"As we take a step back from the day-to-day dynamic, we see consumer behaviors evolving in ways that we think will stick beyond the pandemic. First, we think consumers will be eating more at home in the 'new normal'," said General Mills CEO Jeff Harmening on the company's Q2 2021 earnings call.
"Many consumers have told us that they’re enjoying the benefits of home-centricity in their lives, including flexible work environments, more family time, and more balance, driving a better quality of life. We expect more time at home, including more work from home, to be an ongoing part of consumer routines, meaning more opportunities for at-home eating occasions."
Since the onset of the pandemic, consumers have been seeking out brands they “know and trust” and General Mills has been able to meet that demand with consumer-relevant brands and strategic innovation launches, said Harmening during the company’s Q2 2021 earnings call.
Harmening noted how the company was able to drive further household penetration for its existing portfolio of well-known brands including Pillsbury, Betty Crocker, Old El Paso, Yoplait, and Cheerios with brand-specific marketing campaigns.
"As many consumers are experiencing a non-traditional holiday season, our marketing has been respectful and empathetic to what is a more challenging time," said Harmening.

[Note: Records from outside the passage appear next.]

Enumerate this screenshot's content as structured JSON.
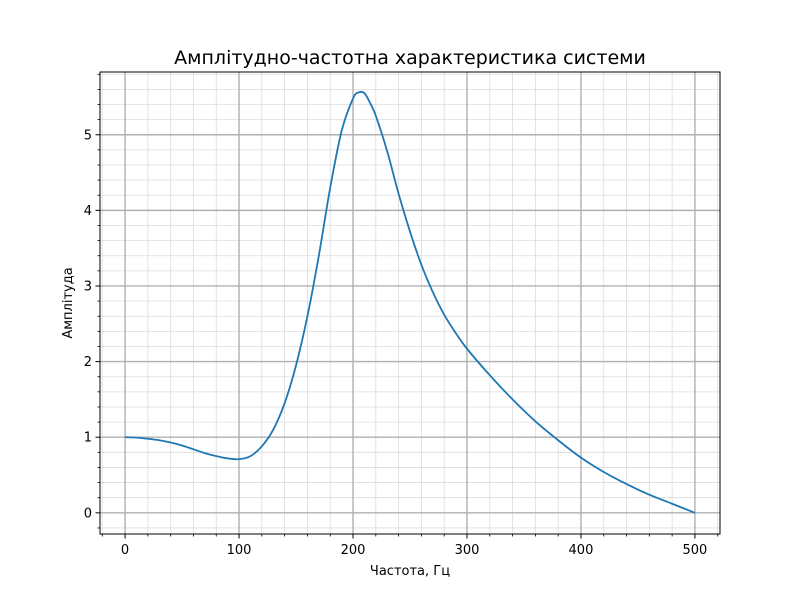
{
  "chart_data": {
    "type": "line",
    "title": "Амплітудно-частотна характеристика системи",
    "xlabel": "Частота, Гц",
    "ylabel": "Амплітуда",
    "xlim": [
      -22,
      522
    ],
    "ylim": [
      -0.28,
      5.83
    ],
    "xticks": [
      0,
      100,
      200,
      300,
      400,
      500
    ],
    "yticks": [
      0,
      1,
      2,
      3,
      4,
      5
    ],
    "x_minor_step": 20,
    "y_minor_step": 0.2,
    "grid": {
      "major": true,
      "minor": true
    },
    "line_color": "#1f77b4",
    "series": [
      {
        "x": [
          0,
          10,
          20,
          30,
          40,
          50,
          60,
          70,
          80,
          90,
          100,
          110,
          120,
          130,
          140,
          150,
          160,
          170,
          180,
          190,
          200,
          205,
          210,
          215,
          220,
          230,
          240,
          250,
          260,
          270,
          280,
          290,
          300,
          320,
          340,
          360,
          380,
          400,
          420,
          440,
          460,
          480,
          500
        ],
        "y": [
          1.0,
          0.995,
          0.98,
          0.96,
          0.93,
          0.89,
          0.84,
          0.79,
          0.75,
          0.72,
          0.71,
          0.75,
          0.88,
          1.1,
          1.45,
          1.95,
          2.6,
          3.4,
          4.3,
          5.05,
          5.48,
          5.56,
          5.55,
          5.42,
          5.25,
          4.78,
          4.22,
          3.72,
          3.28,
          2.92,
          2.62,
          2.38,
          2.17,
          1.82,
          1.5,
          1.21,
          0.96,
          0.73,
          0.54,
          0.38,
          0.24,
          0.12,
          0.0
        ]
      }
    ]
  }
}
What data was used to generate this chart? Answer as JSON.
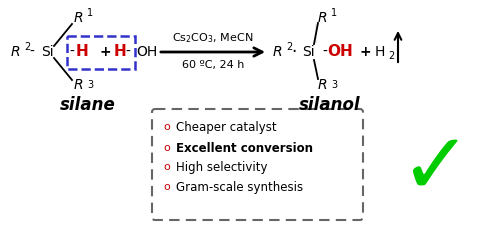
{
  "fig_width": 5.0,
  "fig_height": 2.25,
  "dpi": 100,
  "bg_color": "#ffffff",
  "text_color": "#000000",
  "red_color": "#cc0000",
  "blue_dashed_color": "#3333cc",
  "green_color": "#00cc00",
  "box_color": "#666666",
  "bullet_items": [
    "Cheaper catalyst",
    "Excellent conversion",
    "High selectivity",
    "Gram-scale synthesis"
  ],
  "bullet_bold": [
    false,
    true,
    false,
    false
  ],
  "catalyst_text": "Cs$_2$CO$_3$, MeCN",
  "condition_text": "60 ºC, 24 h"
}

"Our Betty Flippin’ Crocker campaign encourages families that they can create the solutions they need to make cooking and baking easy, affordable and full of joy this holiday season," said Harmening.

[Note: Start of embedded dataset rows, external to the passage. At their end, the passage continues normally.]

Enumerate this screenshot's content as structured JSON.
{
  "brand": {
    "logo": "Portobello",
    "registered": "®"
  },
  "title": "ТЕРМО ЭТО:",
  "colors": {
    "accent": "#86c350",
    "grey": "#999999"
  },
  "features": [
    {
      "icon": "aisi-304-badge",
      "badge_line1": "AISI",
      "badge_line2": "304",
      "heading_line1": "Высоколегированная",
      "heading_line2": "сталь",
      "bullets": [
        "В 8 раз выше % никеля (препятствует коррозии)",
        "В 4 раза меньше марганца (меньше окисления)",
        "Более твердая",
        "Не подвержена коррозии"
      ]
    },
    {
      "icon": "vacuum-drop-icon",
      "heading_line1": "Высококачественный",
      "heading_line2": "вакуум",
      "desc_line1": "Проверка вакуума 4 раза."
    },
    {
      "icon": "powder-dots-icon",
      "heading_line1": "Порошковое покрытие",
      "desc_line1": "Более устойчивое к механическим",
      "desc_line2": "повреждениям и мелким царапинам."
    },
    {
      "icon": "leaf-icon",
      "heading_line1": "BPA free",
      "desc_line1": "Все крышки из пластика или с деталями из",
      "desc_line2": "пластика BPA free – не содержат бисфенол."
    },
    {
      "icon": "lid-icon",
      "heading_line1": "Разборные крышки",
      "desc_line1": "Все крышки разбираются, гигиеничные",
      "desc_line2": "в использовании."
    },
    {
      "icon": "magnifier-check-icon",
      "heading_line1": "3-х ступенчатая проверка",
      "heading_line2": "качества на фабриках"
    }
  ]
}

While many companies slowed down their innovation cycles in the past six months, General Mills has continued to roll out new products under its established brands this year.

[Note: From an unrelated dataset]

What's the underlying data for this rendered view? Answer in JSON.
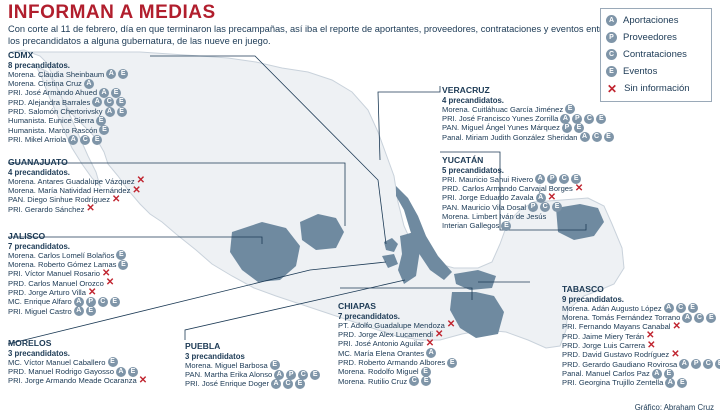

“We launched a number of successful new products in the first half, including: Cinnamon Cheerios, the top new item in the US cereal category; convenient new Progresso Toppers; Nature Valley Packed sustained energy bars; our re-launched Dunkaroos snacks; and Old El Paso tortilla pockets,” said Harmening.
General Mills has more innovation planned for the back half of fiscal ’21, said Harmening, including Multigrain Cheerios with Strawberries, Ratio Protein dairy snacks delivering 25 grams of protein with three grams of sugar, Nature Valley Protein Crunch bars, and Muddy Buddies pretzel bites.
Pet food organic net sales grew by more than 18% for the quarter driven by strong consumer demand in wet food and treats.
“The premiumization of pet food and the humanization of pet food is a trend we see coming… and so we're pretty bullish about our ability to continue to compete effectively given what we see in our innovation pipeline,” said Harmening.
‘The process for unlocking growth starts with data’
“Data-driven digital marketing is beginning to fuel every aspect of the General Mills brand experience, from strategy through conversion, in a holistic, connected approach,” added Harmening.
To drive further household penetration and unlock growth, Harmening noted how General Mills is building “rich data sets” with data captured through its Box Tops for Education and BettyCrocker.com and Pillsbury.com websites, which interact with 8 million unique users each month.
“We connect those data sets and use our advanced analytics capabilities to identify previously untapped growth spaces. From there, we segment consumers and then rapidly test multiple iterations of personalized marketing messages, and with the direct link between our digital marketing and e-commerce purchases, we can quickly measure sales impact and assess effectiveness,” he said.
“This agile marketing process is providing in-market learning four to six times faster than our normal process,” he said.
Elevated at-home food demand?
Despite better-than-expected financial results for the first half of the 2021 fiscal year, analysts at Bernstein question if General Mills will be able to sustain its current level of growth and wonder how sales and margins will evolve heading into Q4 2021 and into FY22 as the industry laps the onset of the pandemic.
“Gross margins were up only 20 basis points year-over-year this quarter and investments in incremental capacity are likely to increase next quarter even as promotional spending, which was reduced in the first several months of the pandemic, begins to normalize,” noted Bernstein analysts.
Commenting on the months ahead, however, Harmening said he expected consumer desire for well-known legacy brands in its portfolio to endure well past the pandemic.
“Because of the current state of the virus in the US and across our major markets, we expect consumer demand for food-at-home will remain elevated, relative to pre-pandemic levels, through the remainder of our fiscal ’21.
“We also believe the current recession will last beyond the pandemic, and what we have learned from past recessions is that the first and most significant way consumers economize in their food budgets is by eating more at home."